We are watching our Palomar community corrode into tribalism

Paranoia and distrust has begun running rampant at Palomar in recent months, and it is corroding the foundation of our college community.

Palomar’s “Better Together” theme is a notion that’s been endorsed by various groups on campus as a way to describe the college’s atmosphere and culture as one of unity and togetherness. Now, however, that theme increasingly seems more like a facade. A pound and a half of makeup to cover divisions between groups on campus that have succumbed to an “us versus them” mentality.

In this case, it is faculty that has expressed deep concern in the way administration and Governing Board members have been managing the college.

Over the summer break, several events transpired that brought about this concern, one such event being the Governing Board’s approval of a newly amended contract for Superintendent Joi Lin Blake.

There were several in the community who felt the new contract, which among other things raised Dr. Blake’s salary to $292,027 (which is $32,027 more than what she began earning in 2016) was an unreasonably generous renegotiation of the contract.

Several believed it to be more unreasonable still, the lack of an explanation by the Governing Board as to why they amended the contract in the manner they did.

Professor Lesley Blankenship-Williams wrote to the Governing Board before the contract approval, noting “the timing and presentation of this controversial amendment is highly suspicious. Why is this amendment being presented in July?
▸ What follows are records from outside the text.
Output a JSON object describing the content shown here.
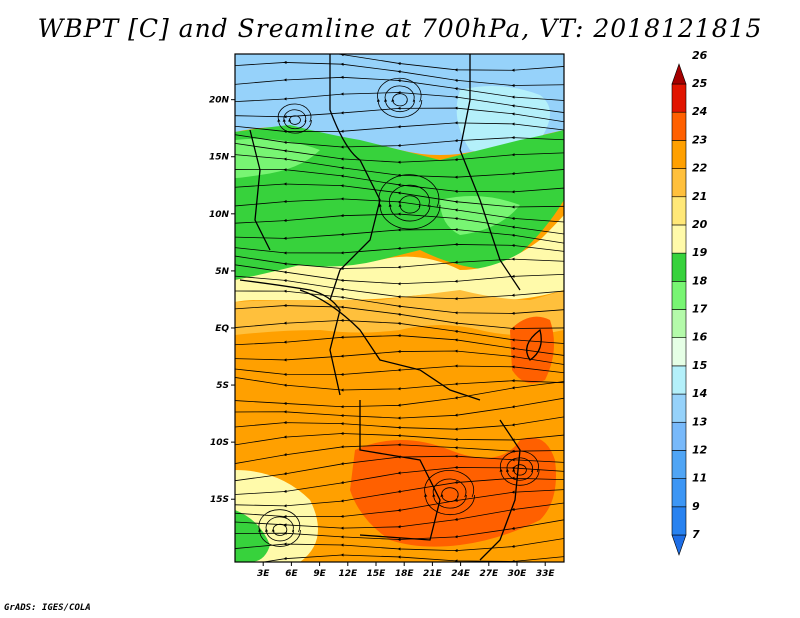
{
  "title": "WBPT [C] and Sreamline at 700hPa, VT: 2018121815",
  "credit": "GrADS: IGES/COLA",
  "map": {
    "lat_ticks": [
      "20N",
      "15N",
      "10N",
      "5N",
      "EQ",
      "5S",
      "10S",
      "15S"
    ],
    "lon_ticks": [
      "3E",
      "6E",
      "9E",
      "12E",
      "15E",
      "18E",
      "21E",
      "24E",
      "27E",
      "30E",
      "33E"
    ],
    "lat_range": [
      -20.5,
      24
    ],
    "lon_range": [
      0,
      35
    ]
  },
  "colorbar": {
    "labels": [
      "7",
      "9",
      "11",
      "12",
      "13",
      "14",
      "15",
      "16",
      "17",
      "18",
      "19",
      "20",
      "21",
      "22",
      "23",
      "24",
      "25",
      "26"
    ],
    "colors": [
      "#1e6ee6",
      "#2882f0",
      "#3c96f5",
      "#50a5f5",
      "#78b9fa",
      "#96d2fa",
      "#b4f0fa",
      "#e6ffe6",
      "#b4faaa",
      "#78f573",
      "#37d23c",
      "#fffaaa",
      "#ffe878",
      "#ffc03c",
      "#ffa000",
      "#ff6000",
      "#e11400",
      "#a50000"
    ]
  },
  "colors": {
    "blue_zone": "#96d2fa",
    "pale_zone": "#b4f0fa",
    "light_green": "#78f573",
    "green": "#37d23c",
    "yellow": "#fffaaa",
    "light_orange": "#ffc03c",
    "orange": "#ffa000",
    "red_orange": "#ff6000"
  }
}
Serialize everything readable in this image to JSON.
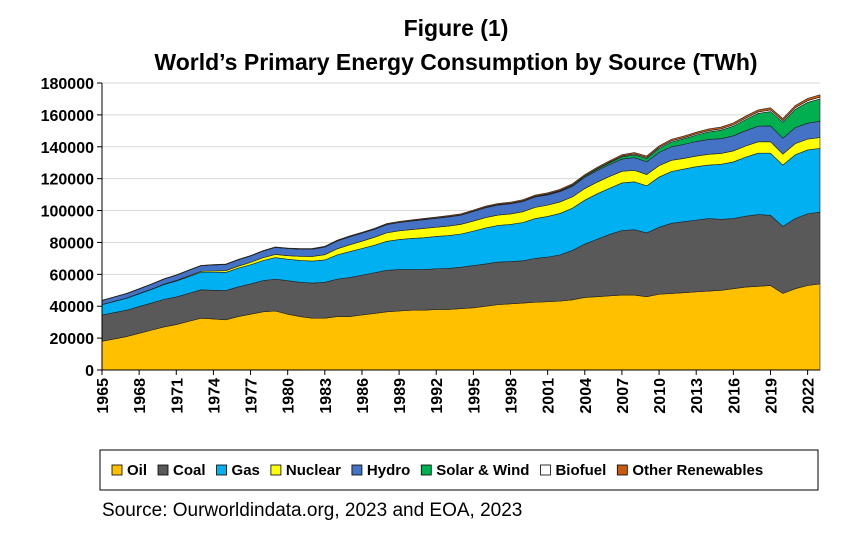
{
  "figure": {
    "title_line1": "Figure (1)",
    "title_line2": "World’s Primary Energy Consumption by Source (TWh)",
    "source": "Source: Ourworldindata.org, 2023 and EOA, 2023"
  },
  "chart_data": {
    "type": "area",
    "stacked": true,
    "title": "World’s Primary Energy Consumption by Source (TWh)",
    "xlabel": "",
    "ylabel": "",
    "ylim": [
      0,
      180000
    ],
    "yticks": [
      "0",
      "20000",
      "40000",
      "60000",
      "80000",
      "100000",
      "120000",
      "140000",
      "160000",
      "180000"
    ],
    "xticks": [
      "1965",
      "1968",
      "1971",
      "1974",
      "1977",
      "1980",
      "1983",
      "1986",
      "1989",
      "1992",
      "1995",
      "1998",
      "2001",
      "2004",
      "2007",
      "2010",
      "2013",
      "2016",
      "2019",
      "2022"
    ],
    "grid": "horizontal",
    "legend_position": "bottom",
    "x": [
      1965,
      1966,
      1967,
      1968,
      1969,
      1970,
      1971,
      1972,
      1973,
      1974,
      1975,
      1976,
      1977,
      1978,
      1979,
      1980,
      1981,
      1982,
      1983,
      1984,
      1985,
      1986,
      1987,
      1988,
      1989,
      1990,
      1991,
      1992,
      1993,
      1994,
      1995,
      1996,
      1997,
      1998,
      1999,
      2000,
      2001,
      2002,
      2003,
      2004,
      2005,
      2006,
      2007,
      2008,
      2009,
      2010,
      2011,
      2012,
      2013,
      2014,
      2015,
      2016,
      2017,
      2018,
      2019,
      2020,
      2021,
      2022,
      2023
    ],
    "series": [
      {
        "name": "Oil",
        "color": "#FFC000",
        "values": [
          18000,
          19500,
          21000,
          23000,
          25000,
          27000,
          28500,
          30500,
          32500,
          32000,
          31500,
          33500,
          35000,
          36500,
          37000,
          35000,
          33500,
          32500,
          32500,
          33500,
          33500,
          34500,
          35500,
          36500,
          37000,
          37500,
          37500,
          38000,
          38000,
          38500,
          39000,
          40000,
          41000,
          41500,
          42000,
          42500,
          42800,
          43200,
          44000,
          45500,
          46000,
          46500,
          47000,
          47000,
          46000,
          47500,
          48000,
          48500,
          49000,
          49500,
          50000,
          51000,
          52000,
          52500,
          53000,
          48000,
          51000,
          53000,
          54000
        ]
      },
      {
        "name": "Coal",
        "color": "#595959",
        "values": [
          16500,
          16500,
          16500,
          16800,
          17000,
          17300,
          17300,
          17500,
          17800,
          18000,
          18300,
          18600,
          19000,
          19500,
          20000,
          21000,
          21500,
          22000,
          22500,
          23500,
          24500,
          25000,
          25500,
          26000,
          26000,
          25500,
          25500,
          25500,
          25700,
          26000,
          26500,
          26500,
          26700,
          26500,
          26500,
          27500,
          28000,
          29000,
          31000,
          33500,
          36000,
          38500,
          40500,
          41000,
          40000,
          42000,
          44000,
          44500,
          45000,
          45500,
          44500,
          44000,
          44500,
          45000,
          44000,
          42000,
          44000,
          45000,
          45000
        ]
      },
      {
        "name": "Gas",
        "color": "#00B0F0",
        "values": [
          6500,
          7000,
          7500,
          8000,
          8500,
          9300,
          10000,
          10500,
          11000,
          11300,
          11400,
          11800,
          12000,
          12600,
          13500,
          13500,
          13700,
          13800,
          14000,
          15200,
          16200,
          16700,
          17200,
          18200,
          18800,
          19500,
          20000,
          20300,
          20600,
          20800,
          21600,
          22600,
          23000,
          23300,
          24000,
          25000,
          25500,
          26000,
          26500,
          27500,
          28500,
          29000,
          29800,
          30000,
          29500,
          31500,
          32500,
          33000,
          33500,
          33500,
          34500,
          35500,
          37000,
          38500,
          39000,
          38500,
          40000,
          40000,
          40000
        ]
      },
      {
        "name": "Nuclear",
        "color": "#FFFF00",
        "values": [
          50,
          80,
          120,
          150,
          200,
          250,
          350,
          500,
          600,
          800,
          1100,
          1200,
          1500,
          1800,
          2000,
          2200,
          2600,
          2900,
          3300,
          3800,
          4300,
          4600,
          5000,
          5300,
          5500,
          5600,
          5800,
          5800,
          6000,
          6100,
          6300,
          6500,
          6500,
          6600,
          6800,
          7000,
          7100,
          7200,
          7100,
          7300,
          7300,
          7400,
          7300,
          7200,
          7100,
          7200,
          7000,
          6700,
          6700,
          6800,
          6800,
          6900,
          7000,
          7100,
          7200,
          6900,
          7000,
          6800,
          6800
        ]
      },
      {
        "name": "Hydro",
        "color": "#4472C4",
        "values": [
          2500,
          2700,
          2800,
          2900,
          3100,
          3200,
          3300,
          3500,
          3500,
          3800,
          3900,
          4000,
          4000,
          4200,
          4400,
          4500,
          4500,
          4600,
          4800,
          4900,
          5000,
          5000,
          5000,
          5200,
          5200,
          5300,
          5500,
          5500,
          5700,
          5700,
          6000,
          6200,
          6200,
          6300,
          6400,
          6500,
          6400,
          6500,
          6600,
          7000,
          7300,
          7500,
          7700,
          8000,
          8000,
          8300,
          8500,
          8800,
          9100,
          9300,
          9300,
          9500,
          9600,
          9800,
          9900,
          10000,
          10000,
          10000,
          10200
        ]
      },
      {
        "name": "Solar & Wind",
        "color": "#00B050",
        "values": [
          0,
          0,
          0,
          0,
          0,
          0,
          0,
          0,
          0,
          0,
          0,
          0,
          0,
          0,
          0,
          0,
          0,
          0,
          0,
          0,
          0,
          0,
          0,
          0,
          50,
          60,
          80,
          100,
          120,
          140,
          160,
          200,
          230,
          260,
          300,
          350,
          400,
          500,
          600,
          700,
          900,
          1100,
          1400,
          1700,
          2000,
          2400,
          3000,
          3500,
          4000,
          4700,
          5300,
          6000,
          7000,
          8000,
          9000,
          10000,
          11500,
          13000,
          14000
        ]
      },
      {
        "name": "Biofuel",
        "color": "#FFFFFF",
        "values": [
          0,
          0,
          0,
          0,
          0,
          0,
          0,
          0,
          0,
          0,
          0,
          0,
          0,
          0,
          0,
          0,
          100,
          120,
          140,
          160,
          180,
          190,
          200,
          200,
          200,
          200,
          200,
          200,
          200,
          200,
          200,
          200,
          200,
          200,
          200,
          200,
          210,
          230,
          260,
          300,
          350,
          420,
          500,
          600,
          650,
          700,
          700,
          700,
          750,
          800,
          800,
          850,
          900,
          950,
          1000,
          950,
          1000,
          1100,
          1150
        ]
      },
      {
        "name": "Other Renewables",
        "color": "#C55A11",
        "values": [
          150,
          150,
          160,
          170,
          180,
          190,
          200,
          210,
          220,
          230,
          240,
          250,
          260,
          270,
          280,
          290,
          300,
          320,
          340,
          360,
          380,
          400,
          420,
          440,
          460,
          480,
          500,
          520,
          540,
          560,
          580,
          600,
          620,
          640,
          660,
          680,
          700,
          720,
          740,
          760,
          790,
          820,
          860,
          900,
          940,
          980,
          1020,
          1060,
          1100,
          1140,
          1180,
          1220,
          1260,
          1300,
          1340,
          1380,
          1420,
          1460,
          1500
        ]
      }
    ]
  }
}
The faculty are off contract and a lot of people are on vacation.”

Co President of the Palomar Faculty Federation Teresa Laughlin said in an email regarding transparency “my main problem with transparency is with the Governing Board. For example, they voted on the President’s contract without ANY discussion in open session.”
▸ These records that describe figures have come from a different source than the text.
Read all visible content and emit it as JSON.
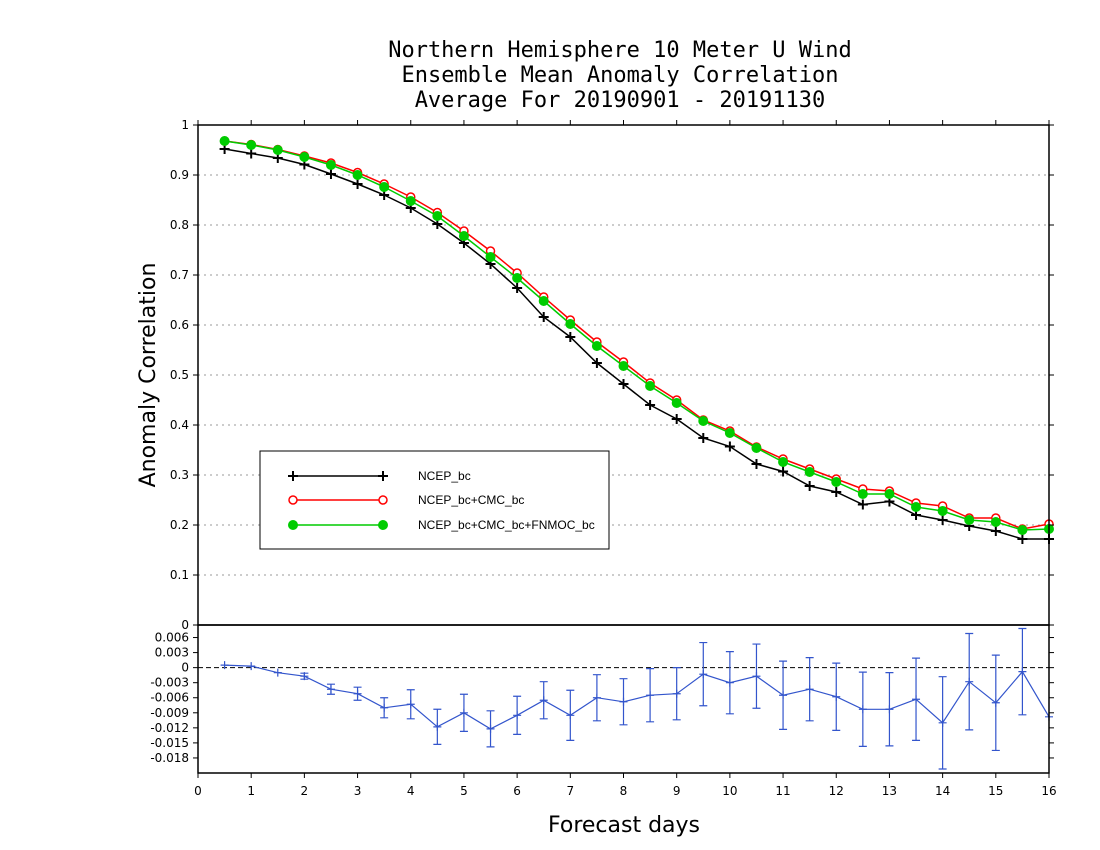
{
  "chart_data": {
    "type": "line",
    "title_lines": [
      "Northern Hemisphere 10 Meter U Wind",
      "Ensemble Mean Anomaly Correlation",
      "Average For 20190901 - 20191130"
    ],
    "xlabel": "Forecast days",
    "ylabel": "Anomaly Correlation",
    "xlim": [
      0,
      16
    ],
    "x_ticks": [
      "0",
      "1",
      "2",
      "3",
      "4",
      "5",
      "6",
      "7",
      "8",
      "9",
      "10",
      "11",
      "12",
      "13",
      "14",
      "15",
      "16"
    ],
    "top_panel": {
      "ylim": [
        0,
        1
      ],
      "y_ticks": [
        "0",
        "0.1",
        "0.2",
        "0.3",
        "0.4",
        "0.5",
        "0.6",
        "0.7",
        "0.8",
        "0.9",
        "1"
      ],
      "grid": "dotted horizontal",
      "legend_position": "lower-left",
      "x": [
        0.5,
        1,
        1.5,
        2,
        2.5,
        3,
        3.5,
        4,
        4.5,
        5,
        5.5,
        6,
        6.5,
        7,
        7.5,
        8,
        8.5,
        9,
        9.5,
        10,
        10.5,
        11,
        11.5,
        12,
        12.5,
        13,
        13.5,
        14,
        14.5,
        15,
        15.5,
        16
      ],
      "series": [
        {
          "name": "NCEP_bc",
          "color": "#000000",
          "marker": "plus",
          "values": [
            0.952,
            0.943,
            0.934,
            0.921,
            0.902,
            0.882,
            0.86,
            0.834,
            0.802,
            0.764,
            0.722,
            0.674,
            0.616,
            0.576,
            0.524,
            0.482,
            0.44,
            0.412,
            0.374,
            0.357,
            0.322,
            0.307,
            0.278,
            0.266,
            0.241,
            0.247,
            0.22,
            0.21,
            0.198,
            0.188,
            0.172,
            0.172
          ]
        },
        {
          "name": "NCEP_bc+CMC_bc",
          "color": "#ff0000",
          "marker": "open-circle",
          "values": [
            0.968,
            0.961,
            0.951,
            0.938,
            0.924,
            0.905,
            0.882,
            0.856,
            0.825,
            0.788,
            0.748,
            0.704,
            0.656,
            0.61,
            0.566,
            0.526,
            0.484,
            0.45,
            0.41,
            0.388,
            0.356,
            0.332,
            0.312,
            0.292,
            0.272,
            0.268,
            0.244,
            0.238,
            0.214,
            0.214,
            0.192,
            0.202
          ]
        },
        {
          "name": "NCEP_bc+CMC_bc+FNMOC_bc",
          "color": "#00cc00",
          "marker": "filled-circle",
          "values": [
            0.968,
            0.96,
            0.95,
            0.936,
            0.92,
            0.9,
            0.876,
            0.848,
            0.818,
            0.778,
            0.736,
            0.694,
            0.648,
            0.602,
            0.558,
            0.518,
            0.478,
            0.444,
            0.408,
            0.384,
            0.354,
            0.326,
            0.306,
            0.286,
            0.262,
            0.262,
            0.236,
            0.228,
            0.21,
            0.206,
            0.19,
            0.192
          ]
        }
      ]
    },
    "bottom_panel": {
      "ylim": [
        -0.021,
        0.0085
      ],
      "y_ticks": [
        "0.006",
        "0.003",
        "0",
        "-0.003",
        "-0.006",
        "-0.009",
        "-0.012",
        "-0.015",
        "-0.018"
      ],
      "zero_line": "dashed",
      "series": {
        "color": "#3355cc",
        "marker": "plus",
        "error_bars": true,
        "x": [
          0.5,
          1,
          1.5,
          2,
          2.5,
          3,
          3.5,
          4,
          4.5,
          5,
          5.5,
          6,
          6.5,
          7,
          7.5,
          8,
          8.5,
          9,
          9.5,
          10,
          10.5,
          11,
          11.5,
          12,
          12.5,
          13,
          13.5,
          14,
          14.5,
          15,
          15.5,
          16
        ],
        "values": [
          0.0005,
          0.0003,
          -0.001,
          -0.0017,
          -0.0043,
          -0.0052,
          -0.008,
          -0.0073,
          -0.0118,
          -0.009,
          -0.0122,
          -0.0095,
          -0.0065,
          -0.0095,
          -0.006,
          -0.0068,
          -0.0055,
          -0.0052,
          -0.0013,
          -0.003,
          -0.0017,
          -0.0055,
          -0.0043,
          -0.0058,
          -0.0083,
          -0.0083,
          -0.0063,
          -0.011,
          -0.0028,
          -0.007,
          -0.0008,
          -0.0098
        ],
        "errors": [
          0,
          0,
          0,
          0.0006,
          0.001,
          0.0013,
          0.002,
          0.0029,
          0.0035,
          0.0037,
          0.0036,
          0.0038,
          0.0037,
          0.005,
          0.0046,
          0.0046,
          0.0053,
          0.0052,
          0.0063,
          0.0062,
          0.0064,
          0.0068,
          0.0063,
          0.0067,
          0.0074,
          0.0073,
          0.0082,
          0.0092,
          0.0096,
          0.0095,
          0.0086,
          0
        ]
      }
    }
  }
}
We understand that it is well within the legal right, and even responsibility of the Governing Board to have made their decision in closed session. We know also they’re under no legal obligation to provide any more context to their decision than they have already.

However, as questions continue to loom over the decision, we believe there is a social obligation to provide further insight and dialogue as to why they felt this new contract was appropriate, so that we can return to the “Better Together” model.

Increased communication can only propel a better college community environment. At the Aug. 20 Faculty Senate meeting, Governing Board members John Halcon and Mark Evilsizer were both in attendance.

Both were seemingly receptive to faculty concerns and both expressed a willingness to maintain consistent dialogue. That is the type of administrative initiative that Palomar needs in order to foster a sense of collectiveness.